Use coco.get_component_context() to capture the current context, and context.attach() to restore it:
from concurrent.futures import ThreadPoolExecutor
@coco.fn
def app_main() -> None:
# Capture the current context
ctx = coco.get_component_context()
def worker(item):
# Attach the context in the worker thread
with ctx.attach():
# Now CocoIndex APIs work correctly
process_item(item)
with ThreadPoolExecutor() as executor:
executor.map(worker, items)
This pattern ensures that CocoIndex can track component relationships and target state ownership even across thread boundaries.
Processing helpers
map()
map() applies an async function to each item in a collection, running all calls concurrently within the current processing component. Unlike mount() and mount_each(), it does not create child processing components — it’s purely concurrent execution (similar to asyncio.gather()).
@coco.fn(memo=True)
async def process_file(file: FileLike, table: postgres.TableTarget[DocEmbedding]) -> None:
chunks = splitter.split(await file.read_text())
id_gen = IdGenerator()
await coco.map(process_chunk, chunks, file.file_path.path, id_gen, table)

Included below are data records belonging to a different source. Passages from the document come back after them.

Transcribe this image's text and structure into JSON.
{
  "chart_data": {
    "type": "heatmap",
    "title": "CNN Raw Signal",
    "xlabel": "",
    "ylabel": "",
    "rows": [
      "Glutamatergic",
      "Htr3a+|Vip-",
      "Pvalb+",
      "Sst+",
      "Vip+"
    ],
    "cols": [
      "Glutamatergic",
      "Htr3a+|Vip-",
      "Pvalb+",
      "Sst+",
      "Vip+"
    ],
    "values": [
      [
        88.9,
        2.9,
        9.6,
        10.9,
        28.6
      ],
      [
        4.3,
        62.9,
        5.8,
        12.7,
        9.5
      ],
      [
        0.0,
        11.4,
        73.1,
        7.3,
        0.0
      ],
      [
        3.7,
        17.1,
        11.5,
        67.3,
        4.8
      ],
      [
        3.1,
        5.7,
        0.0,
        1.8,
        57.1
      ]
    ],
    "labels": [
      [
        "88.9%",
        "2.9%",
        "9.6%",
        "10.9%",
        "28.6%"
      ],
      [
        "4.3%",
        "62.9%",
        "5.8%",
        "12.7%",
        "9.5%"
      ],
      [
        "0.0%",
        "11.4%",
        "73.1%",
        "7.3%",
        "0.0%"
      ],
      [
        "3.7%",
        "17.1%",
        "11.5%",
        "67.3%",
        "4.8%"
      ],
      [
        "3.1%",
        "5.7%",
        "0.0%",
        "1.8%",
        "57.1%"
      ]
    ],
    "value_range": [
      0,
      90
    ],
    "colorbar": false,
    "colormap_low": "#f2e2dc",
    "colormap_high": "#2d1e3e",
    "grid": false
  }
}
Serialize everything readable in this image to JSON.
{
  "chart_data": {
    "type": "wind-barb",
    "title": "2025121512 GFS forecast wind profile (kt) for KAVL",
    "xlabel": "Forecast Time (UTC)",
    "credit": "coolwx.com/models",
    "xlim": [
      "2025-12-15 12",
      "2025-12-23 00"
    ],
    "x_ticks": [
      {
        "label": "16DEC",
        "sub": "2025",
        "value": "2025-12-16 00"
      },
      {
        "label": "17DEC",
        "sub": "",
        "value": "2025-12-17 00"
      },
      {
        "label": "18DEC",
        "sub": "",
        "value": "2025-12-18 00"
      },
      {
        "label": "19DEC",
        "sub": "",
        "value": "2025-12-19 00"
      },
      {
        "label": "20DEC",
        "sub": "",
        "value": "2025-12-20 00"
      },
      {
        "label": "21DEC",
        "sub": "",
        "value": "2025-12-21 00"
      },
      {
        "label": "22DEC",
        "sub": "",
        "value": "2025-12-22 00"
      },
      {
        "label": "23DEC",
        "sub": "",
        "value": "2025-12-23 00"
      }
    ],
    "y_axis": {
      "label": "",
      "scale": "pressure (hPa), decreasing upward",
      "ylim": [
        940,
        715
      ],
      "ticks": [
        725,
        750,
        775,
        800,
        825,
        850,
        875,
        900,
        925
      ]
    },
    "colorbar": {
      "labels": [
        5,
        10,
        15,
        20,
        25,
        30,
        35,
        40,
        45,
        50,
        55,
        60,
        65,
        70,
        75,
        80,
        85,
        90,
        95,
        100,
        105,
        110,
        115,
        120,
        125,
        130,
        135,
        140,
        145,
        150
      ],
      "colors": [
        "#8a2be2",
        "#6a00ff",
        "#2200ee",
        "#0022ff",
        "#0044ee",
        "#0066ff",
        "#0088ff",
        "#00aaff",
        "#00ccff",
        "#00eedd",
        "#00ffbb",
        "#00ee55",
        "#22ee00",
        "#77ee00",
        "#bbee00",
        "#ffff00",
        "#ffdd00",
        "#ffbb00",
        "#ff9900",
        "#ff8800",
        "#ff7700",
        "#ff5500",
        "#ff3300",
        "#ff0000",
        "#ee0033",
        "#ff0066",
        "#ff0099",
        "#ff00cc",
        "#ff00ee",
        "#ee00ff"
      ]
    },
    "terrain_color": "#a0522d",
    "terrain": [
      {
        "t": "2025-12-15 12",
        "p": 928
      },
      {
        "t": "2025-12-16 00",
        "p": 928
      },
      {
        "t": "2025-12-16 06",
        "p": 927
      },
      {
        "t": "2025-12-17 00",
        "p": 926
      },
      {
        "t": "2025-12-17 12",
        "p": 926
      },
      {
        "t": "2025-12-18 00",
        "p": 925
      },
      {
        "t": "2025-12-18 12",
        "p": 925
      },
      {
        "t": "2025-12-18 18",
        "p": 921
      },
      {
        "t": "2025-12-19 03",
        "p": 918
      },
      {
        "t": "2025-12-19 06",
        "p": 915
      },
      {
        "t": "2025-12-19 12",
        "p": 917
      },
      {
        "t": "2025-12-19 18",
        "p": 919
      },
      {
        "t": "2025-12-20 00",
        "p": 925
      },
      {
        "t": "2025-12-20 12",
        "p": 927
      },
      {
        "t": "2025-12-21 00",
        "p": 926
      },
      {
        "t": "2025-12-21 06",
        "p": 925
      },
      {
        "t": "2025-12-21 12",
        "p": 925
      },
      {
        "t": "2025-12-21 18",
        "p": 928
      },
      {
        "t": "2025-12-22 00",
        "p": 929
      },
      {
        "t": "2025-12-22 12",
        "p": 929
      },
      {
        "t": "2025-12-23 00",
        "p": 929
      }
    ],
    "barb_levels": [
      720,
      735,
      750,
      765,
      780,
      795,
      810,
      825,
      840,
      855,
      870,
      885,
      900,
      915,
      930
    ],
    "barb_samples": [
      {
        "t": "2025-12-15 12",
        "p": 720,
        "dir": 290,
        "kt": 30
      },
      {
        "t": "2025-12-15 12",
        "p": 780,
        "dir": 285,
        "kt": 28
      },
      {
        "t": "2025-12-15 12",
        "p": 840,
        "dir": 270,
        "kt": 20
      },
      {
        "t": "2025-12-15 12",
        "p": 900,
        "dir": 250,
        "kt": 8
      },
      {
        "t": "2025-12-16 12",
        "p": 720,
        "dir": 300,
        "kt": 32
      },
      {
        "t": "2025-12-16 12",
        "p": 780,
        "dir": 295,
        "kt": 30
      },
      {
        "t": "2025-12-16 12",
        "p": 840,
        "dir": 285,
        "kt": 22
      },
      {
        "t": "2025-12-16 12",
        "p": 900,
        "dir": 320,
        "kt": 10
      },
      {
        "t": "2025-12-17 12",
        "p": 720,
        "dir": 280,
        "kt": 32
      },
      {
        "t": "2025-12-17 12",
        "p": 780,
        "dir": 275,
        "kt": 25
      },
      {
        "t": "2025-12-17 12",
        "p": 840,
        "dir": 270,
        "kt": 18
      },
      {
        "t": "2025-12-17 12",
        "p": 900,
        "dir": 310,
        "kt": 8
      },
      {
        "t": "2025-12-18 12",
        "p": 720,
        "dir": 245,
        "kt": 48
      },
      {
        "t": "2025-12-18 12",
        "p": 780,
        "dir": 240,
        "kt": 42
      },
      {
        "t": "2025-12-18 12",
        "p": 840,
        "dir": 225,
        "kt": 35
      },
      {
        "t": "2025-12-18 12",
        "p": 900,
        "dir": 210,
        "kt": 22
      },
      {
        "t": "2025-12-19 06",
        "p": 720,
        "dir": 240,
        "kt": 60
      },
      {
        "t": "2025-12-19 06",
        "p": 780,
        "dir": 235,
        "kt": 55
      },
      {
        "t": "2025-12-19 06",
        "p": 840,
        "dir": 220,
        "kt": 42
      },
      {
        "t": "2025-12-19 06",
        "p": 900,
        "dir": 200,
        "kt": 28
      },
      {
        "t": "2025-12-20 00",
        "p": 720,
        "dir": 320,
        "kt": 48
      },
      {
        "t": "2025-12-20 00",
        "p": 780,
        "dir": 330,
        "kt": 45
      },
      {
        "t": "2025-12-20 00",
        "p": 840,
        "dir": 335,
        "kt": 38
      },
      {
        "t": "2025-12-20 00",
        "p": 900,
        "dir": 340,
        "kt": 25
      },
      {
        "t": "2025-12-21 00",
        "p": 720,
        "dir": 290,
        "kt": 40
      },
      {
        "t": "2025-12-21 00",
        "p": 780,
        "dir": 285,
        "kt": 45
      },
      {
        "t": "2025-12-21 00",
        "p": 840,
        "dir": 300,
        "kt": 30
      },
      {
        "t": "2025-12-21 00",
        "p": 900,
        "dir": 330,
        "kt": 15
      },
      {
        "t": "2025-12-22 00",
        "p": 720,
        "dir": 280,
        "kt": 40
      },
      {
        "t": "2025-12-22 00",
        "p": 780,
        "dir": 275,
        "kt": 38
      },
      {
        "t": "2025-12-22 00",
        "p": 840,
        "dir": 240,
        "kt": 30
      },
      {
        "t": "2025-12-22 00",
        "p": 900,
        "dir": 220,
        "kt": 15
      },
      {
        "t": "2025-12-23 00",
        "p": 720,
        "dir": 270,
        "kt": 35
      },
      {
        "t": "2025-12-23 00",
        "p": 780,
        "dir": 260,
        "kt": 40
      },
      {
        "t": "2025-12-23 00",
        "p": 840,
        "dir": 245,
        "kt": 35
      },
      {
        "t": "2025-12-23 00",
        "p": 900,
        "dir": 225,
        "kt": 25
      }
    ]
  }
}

The first argument to the function receives each item; additional arguments are passed through to every call. map() returns a list of the results, in the same order as the input items.
When to use map() vs mount_each()
- Use
mount_each()when each item should be its own processing component — with its own component path, target state ownership, and target states sync boundary. - Use
map()when you want to process items concurrently within the current component, without creating new component boundaries. This is common for sub-item work like processing chunks within a file.